Silent Tank Overfill: When a Single Register Write Changes Physical Reality
A single Modbus register change can silently alter physical system behavior, exposing gaps in how detection programs measure effectiveness.
Most cyber ranges measure alerts.
Very few measure whether those alerts actually matter.
I’ve been building out a small ICS scenario inside OPFORGE to explore a simple question:
What happens when a single unauthorized Modbus write changes how a physical system behaves?

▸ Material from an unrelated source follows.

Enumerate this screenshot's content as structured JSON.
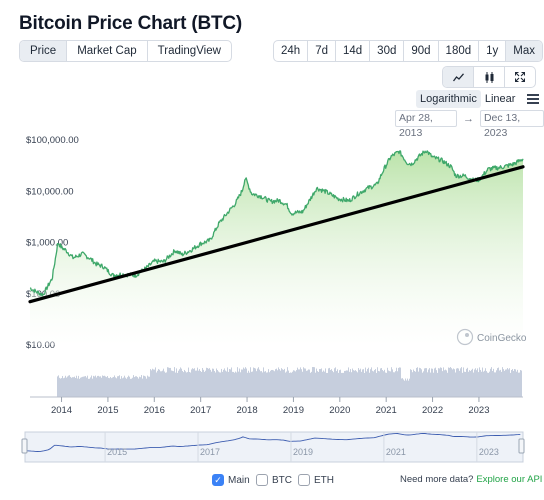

This scenario models a basic tank system:
- Tank level controlled by threshold setpoints
- PLC exposes values over Modbus
- A simulator represents both the process and controller
Registers:
- R0 → tank level
- R1 → low setpoint
- R2 → high setpoint
- R3 → high-high setpoint
Control behavior:
- Inlet valve opens and closes based on thresholds
- Alarm states include low / low-low and high / high-high
The adversary doesn’t deploy malware.
They don’t need persistence.
They do one thing:
Modify a single register: High setpoint from 80 → 98
Nothing appears broken at first.
But the system behavior shifts:
- The tank fills longer than expected
- The high alarm is delayed
- The high-high alarm may trigger before the high alarm
This creates an impossible condition:
A more severe alarm triggers before a less severe one.
That’s not noise.
That’s a process integrity failure.
Most detection programs focus on:
- Did we see the Modbus write?
- Did we log the event?
Those are necessary.
But they are not sufficient.
The real question is:
Did the system behave differently in a way that matters?
Because that is what an adversary is trying to achieve.
This scenario is not about ICS theory.
It is about measuring whether a defensive system can:
- Detect unauthorized control-plane changes
- Correlate those changes to physical impact
- Identify process anomalies, not just network activity
This is the first scenario in a broader validation series:
- Loss of View → sensor manipulation
- Stuck Actuator → loss of control authority
- False Normal → data integrity attack
Each scenario answers the same question:
Does the system remain safe under adversary-driven conditions?
This scenario is part of a larger OPFORGE validation environment.
Artifacts will include:
- Tank simulator implementation
- Modbus interaction scripts
- Attack and restoration tooling
- Detection engineering experiments
A detection that fires is not the goal.
A detection that proves the system is still safe is.